Kentucky, Louisville end rhetoric, and tip it off


Associated Press

NEW ORLEANS

Kentucky coach John Calipari likes to say there are no rivalry games at this point in the season.

Try telling that to the Bluegrass State, where basketball’s version of the civil war — Kentucky vs. Louisville, winner plays for the NCAA title — has so divided the small state that senior citizens have come to fisticuffs.

“The fans take it as, whoever loses, it’s their funeral, really,” Louisville senior guard Chris Smith said. “It’s really cut-throat, I would say.”

It’s the fifth time top-seeded Kentucky (36-2) and fourth-seeded Louisville (30-9) have met in the NCAA tournament. They split the previous four meetings.

“It all started with the racial lines in Kentucky,” Louisville coach Rick Pitino said of the rivalry. “Now [it’s] no longer racially motivated. It’s just pure hatred.”

It’s a given that Louisville and Kentucky would be rivals, their campuses a mere 70 miles apart in a state where basketball is king. To hear fans of both schools tell it, however, the programs might as well be on different planets.

Kentucky is a college basketball blue blood, its seven national titles second only to UCLA, while Louisville has a nice little tradition going with two national titles.

Big Blue counts most of the state among its fan base, too, while Louisville isn’t necessarily even No. 1 in its own city.

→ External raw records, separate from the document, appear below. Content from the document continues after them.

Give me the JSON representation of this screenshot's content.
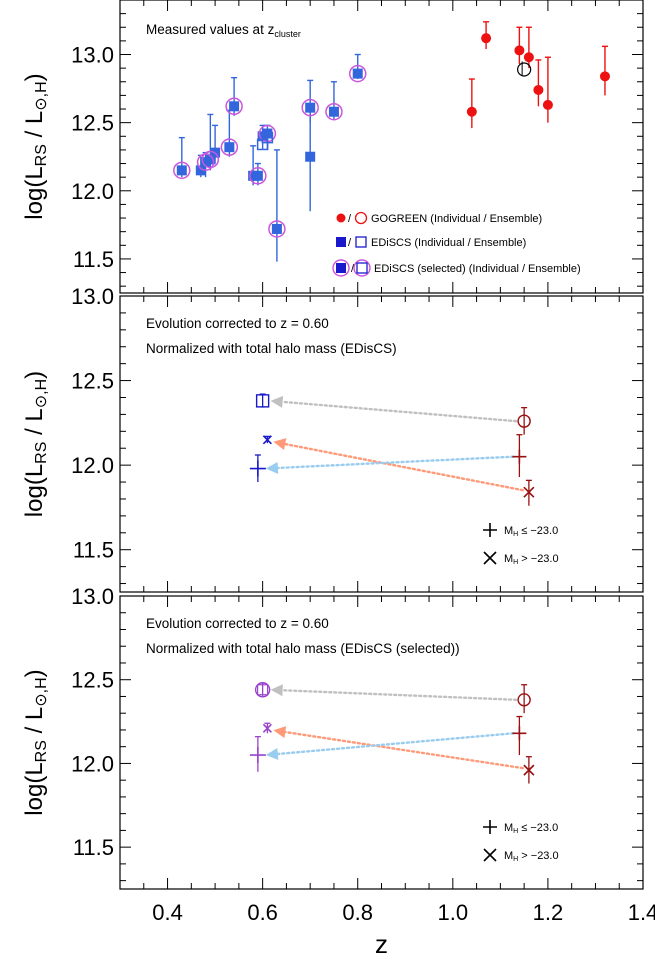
{
  "figure": {
    "x_axis": {
      "label": "z",
      "range": [
        0.3,
        1.4
      ],
      "ticks": [
        0.4,
        0.6,
        0.8,
        1.0,
        1.2,
        1.4
      ],
      "tick_labels": [
        "0.4",
        "0.6",
        "0.8",
        "1.0",
        "1.2",
        "1.4"
      ]
    },
    "y_axis_label": {
      "prefix": "log(L",
      "sub1": "RS",
      "mid": " / L",
      "sub2": "⊙,H",
      "suffix": ")"
    }
  },
  "colors": {
    "gogreen": "#ee1111",
    "ediscs": "#3366dd",
    "selected_ring": "#cc55dd",
    "dark_red": "#991111",
    "blue_marker": "#1a1acc",
    "violet_marker": "#9944cc",
    "arrow_gray": "#c0c0c0",
    "arrow_orange": "#ff9977",
    "arrow_blue": "#99ccee"
  },
  "chart_data": [
    {
      "type": "scatter",
      "panel": "top",
      "annotation": {
        "text": "Measured values at z",
        "sub": "cluster"
      },
      "ylim": [
        11.25,
        13.4
      ],
      "yticks": [
        11.5,
        12.0,
        12.5,
        13.0
      ],
      "ytick_labels": [
        "11.5",
        "12.0",
        "12.5",
        "13.0"
      ],
      "legend": [
        {
          "text": "GOGREEN (Individual / Ensemble)",
          "sep": "/"
        },
        {
          "text": "EDiSCS (Individual / Ensemble)",
          "sep": "/"
        },
        {
          "text": "EDiSCS (selected) (Individual / Ensemble)",
          "sep": "/"
        }
      ],
      "series": [
        {
          "name": "GOGREEN (Individual / Ensemble)",
          "individual": [
            {
              "x": 1.04,
              "y": 12.58,
              "lo": 12.46,
              "hi": 12.82
            },
            {
              "x": 1.07,
              "y": 13.12,
              "lo": 13.04,
              "hi": 13.24
            },
            {
              "x": 1.14,
              "y": 13.03,
              "lo": 12.93,
              "hi": 13.2
            },
            {
              "x": 1.16,
              "y": 12.98,
              "lo": 12.9,
              "hi": 13.2
            },
            {
              "x": 1.18,
              "y": 12.74,
              "lo": 12.62,
              "hi": 12.96
            },
            {
              "x": 1.2,
              "y": 12.63,
              "lo": 12.5,
              "hi": 12.98
            },
            {
              "x": 1.32,
              "y": 12.84,
              "lo": 12.7,
              "hi": 13.06
            }
          ],
          "ensemble": {
            "x": 1.15,
            "y": 12.89
          }
        },
        {
          "name": "EDiSCS (Individual / Ensemble)",
          "individual": [
            {
              "x": 0.43,
              "y": 12.15,
              "lo": 12.1,
              "hi": 12.39
            },
            {
              "x": 0.47,
              "y": 12.15,
              "lo": 12.1,
              "hi": 12.26
            },
            {
              "x": 0.48,
              "y": 12.21,
              "lo": 12.1,
              "hi": 12.28
            },
            {
              "x": 0.49,
              "y": 12.23,
              "lo": 12.15,
              "hi": 12.56
            },
            {
              "x": 0.5,
              "y": 12.28,
              "lo": 12.2,
              "hi": 12.48
            },
            {
              "x": 0.53,
              "y": 12.32,
              "lo": 12.25,
              "hi": 12.59
            },
            {
              "x": 0.54,
              "y": 12.62,
              "lo": 12.55,
              "hi": 12.83
            },
            {
              "x": 0.58,
              "y": 12.11,
              "lo": 12.04,
              "hi": 12.33
            },
            {
              "x": 0.59,
              "y": 12.11,
              "lo": 12.04,
              "hi": 12.2
            },
            {
              "x": 0.6,
              "y": 12.4,
              "lo": 12.3,
              "hi": 12.48
            },
            {
              "x": 0.61,
              "y": 12.42,
              "lo": 12.3,
              "hi": 12.48
            },
            {
              "x": 0.63,
              "y": 11.72,
              "lo": 11.48,
              "hi": 12.3
            },
            {
              "x": 0.7,
              "y": 12.61,
              "lo": 12.5,
              "hi": 12.81
            },
            {
              "x": 0.7,
              "y": 12.25,
              "lo": 11.85,
              "hi": 12.62
            },
            {
              "x": 0.75,
              "y": 12.58,
              "lo": 12.52,
              "hi": 12.8
            },
            {
              "x": 0.8,
              "y": 12.86,
              "lo": 12.82,
              "hi": 13.0
            }
          ],
          "ensemble": [
            {
              "x": 0.61,
              "y": 12.39
            },
            {
              "x": 0.6,
              "y": 12.34
            }
          ]
        },
        {
          "name": "EDiSCS (selected) (Individual / Ensemble)",
          "individual": [
            {
              "x": 0.43,
              "y": 12.15
            },
            {
              "x": 0.48,
              "y": 12.21
            },
            {
              "x": 0.49,
              "y": 12.23
            },
            {
              "x": 0.53,
              "y": 12.32
            },
            {
              "x": 0.54,
              "y": 12.62
            },
            {
              "x": 0.59,
              "y": 12.11
            },
            {
              "x": 0.61,
              "y": 12.42
            },
            {
              "x": 0.63,
              "y": 11.72
            },
            {
              "x": 0.7,
              "y": 12.61
            },
            {
              "x": 0.75,
              "y": 12.58
            },
            {
              "x": 0.8,
              "y": 12.86
            }
          ]
        }
      ]
    },
    {
      "type": "scatter",
      "panel": "middle",
      "annotation_lines": [
        "Evolution corrected to z = 0.60",
        "Normalized with total halo mass (EDisCS)"
      ],
      "ylim": [
        11.25,
        13.0
      ],
      "yticks": [
        11.5,
        12.0,
        12.5,
        13.0
      ],
      "ytick_labels": [
        "11.5",
        "12.0",
        "12.5",
        "13.0"
      ],
      "legend": [
        {
          "symbol": "plus",
          "label": "M",
          "sub": "H",
          "cond": " ≤ −23.0"
        },
        {
          "symbol": "cross",
          "label": "M",
          "sub": "H",
          "cond": " > −23.0"
        }
      ],
      "ediscs": {
        "ensemble": {
          "x": 0.6,
          "y": 12.38,
          "lo": 12.34,
          "hi": 12.42
        },
        "bright": {
          "x": 0.59,
          "y": 11.98,
          "lo": 11.9,
          "hi": 12.06
        },
        "faint": {
          "x": 0.61,
          "y": 12.15,
          "lo": 12.13,
          "hi": 12.17
        }
      },
      "gogreen": {
        "ensemble": {
          "x": 1.15,
          "y": 12.26,
          "lo": 12.18,
          "hi": 12.34
        },
        "bright": {
          "x": 1.14,
          "y": 12.05,
          "lo": 11.93,
          "hi": 12.18
        },
        "faint": {
          "x": 1.16,
          "y": 11.84,
          "lo": 11.76,
          "hi": 11.91
        }
      }
    },
    {
      "type": "scatter",
      "panel": "bottom",
      "annotation_lines": [
        "Evolution corrected to z = 0.60",
        "Normalized with total halo mass (EDisCS (selected))"
      ],
      "ylim": [
        11.25,
        13.0
      ],
      "yticks": [
        11.5,
        12.0,
        12.5,
        13.0
      ],
      "ytick_labels": [
        "11.5",
        "12.0",
        "12.5",
        "13.0"
      ],
      "legend": [
        {
          "symbol": "plus",
          "label": "M",
          "sub": "H",
          "cond": " ≤ −23.0"
        },
        {
          "symbol": "cross",
          "label": "M",
          "sub": "H",
          "cond": " > −23.0"
        }
      ],
      "ediscs": {
        "ensemble": {
          "x": 0.6,
          "y": 12.44,
          "lo": 12.4,
          "hi": 12.48
        },
        "bright": {
          "x": 0.59,
          "y": 12.05,
          "lo": 11.95,
          "hi": 12.16
        },
        "faint": {
          "x": 0.61,
          "y": 12.21,
          "lo": 12.18,
          "hi": 12.24
        }
      },
      "gogreen": {
        "ensemble": {
          "x": 1.15,
          "y": 12.38,
          "lo": 12.3,
          "hi": 12.47
        },
        "bright": {
          "x": 1.14,
          "y": 12.18,
          "lo": 12.05,
          "hi": 12.28
        },
        "faint": {
          "x": 1.16,
          "y": 11.96,
          "lo": 11.88,
          "hi": 12.04
        }
      }
    }
  ]
}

In fact, about the only thing the two schools have in common is Pitino, who led the Wildcats to one national title and two other Final Four appearances in eight years at Kentucky.

Forget that engendering any warm-and-fuzzy goodwill with the Kentucky folks, however. Now that Pitino isn’t theirs, Kentucky fans hate him, too.

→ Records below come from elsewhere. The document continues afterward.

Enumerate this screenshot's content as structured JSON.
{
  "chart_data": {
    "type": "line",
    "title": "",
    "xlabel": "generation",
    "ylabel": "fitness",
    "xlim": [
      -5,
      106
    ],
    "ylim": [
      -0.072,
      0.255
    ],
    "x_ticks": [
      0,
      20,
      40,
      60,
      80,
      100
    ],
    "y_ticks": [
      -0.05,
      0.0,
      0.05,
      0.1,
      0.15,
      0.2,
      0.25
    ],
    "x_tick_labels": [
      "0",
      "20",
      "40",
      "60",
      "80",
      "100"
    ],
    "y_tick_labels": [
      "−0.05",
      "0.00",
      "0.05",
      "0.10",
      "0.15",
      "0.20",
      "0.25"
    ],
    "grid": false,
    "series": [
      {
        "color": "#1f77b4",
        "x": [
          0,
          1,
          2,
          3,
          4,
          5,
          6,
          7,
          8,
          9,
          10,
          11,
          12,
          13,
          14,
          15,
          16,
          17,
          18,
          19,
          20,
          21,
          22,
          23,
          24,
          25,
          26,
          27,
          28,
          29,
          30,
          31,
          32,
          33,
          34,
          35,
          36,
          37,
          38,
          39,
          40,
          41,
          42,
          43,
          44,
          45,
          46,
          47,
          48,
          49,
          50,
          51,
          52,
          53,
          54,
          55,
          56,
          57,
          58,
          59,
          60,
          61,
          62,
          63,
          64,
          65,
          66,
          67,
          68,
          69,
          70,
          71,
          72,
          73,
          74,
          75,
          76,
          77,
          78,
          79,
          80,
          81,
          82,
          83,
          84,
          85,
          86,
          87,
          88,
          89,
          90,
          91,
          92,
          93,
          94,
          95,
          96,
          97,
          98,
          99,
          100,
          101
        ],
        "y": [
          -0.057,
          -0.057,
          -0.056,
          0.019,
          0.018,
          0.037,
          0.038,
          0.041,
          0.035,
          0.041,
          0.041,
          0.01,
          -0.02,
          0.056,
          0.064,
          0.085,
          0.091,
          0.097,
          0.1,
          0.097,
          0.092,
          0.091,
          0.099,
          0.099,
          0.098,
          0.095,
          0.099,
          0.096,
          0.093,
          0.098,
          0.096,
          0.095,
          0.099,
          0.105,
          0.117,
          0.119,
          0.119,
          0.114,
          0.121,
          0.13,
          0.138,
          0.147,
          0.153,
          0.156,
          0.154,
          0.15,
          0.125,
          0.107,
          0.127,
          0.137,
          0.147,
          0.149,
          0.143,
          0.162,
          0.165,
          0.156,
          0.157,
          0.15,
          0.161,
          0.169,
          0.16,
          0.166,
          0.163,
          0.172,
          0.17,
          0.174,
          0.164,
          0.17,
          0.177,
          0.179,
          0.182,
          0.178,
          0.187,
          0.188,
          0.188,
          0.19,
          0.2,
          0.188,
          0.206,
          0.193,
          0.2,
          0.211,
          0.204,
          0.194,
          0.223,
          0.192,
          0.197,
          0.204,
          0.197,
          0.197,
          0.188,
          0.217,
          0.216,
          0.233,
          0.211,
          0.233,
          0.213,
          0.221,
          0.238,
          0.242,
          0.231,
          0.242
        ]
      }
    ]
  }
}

But the bad blood has been simmering for generations.

Kentucky never scheduled in-state schools under coach Adolph Rupp, and former assistant Joe B. Hall dutifully followed suit when he took over as coach. Gov. John Y. Brown stepped in following their matchup in the 1983 NCAA Mideast Regional finals, now known around the state as The Dream Game, and told the schools to start playing each other.

Try as they do to rise above the nitpicking, even UK coach John Calipari and Pitino can’t resist the fray.

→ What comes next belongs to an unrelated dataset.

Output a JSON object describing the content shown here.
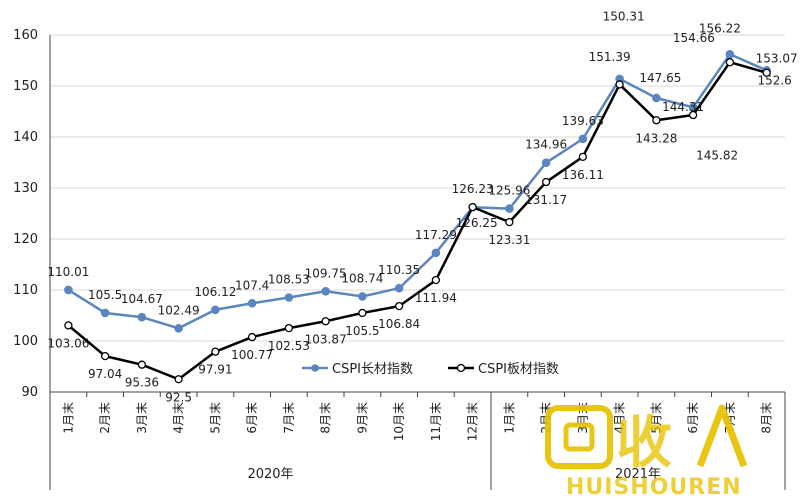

Both coaches were reminded Friday about a comment Calipari made back in October about Kentucky’s uniqueness, which sure sounded like it was a slap at Louisville.

“There’s no other state, none, that’s as connected to their basketball program as this one,” Calipari said then. “Because those other states have other programs.”

Asked about that exact comment Friday, Calipari said, “I didn’t say that,” explaining that what he meant was Kentucky fans are scattered across every inch of the state while Cardinals fans are more concentrated in and around Louisville.

“We sleep with the enemy in Louisville,” Pitino acknowledged.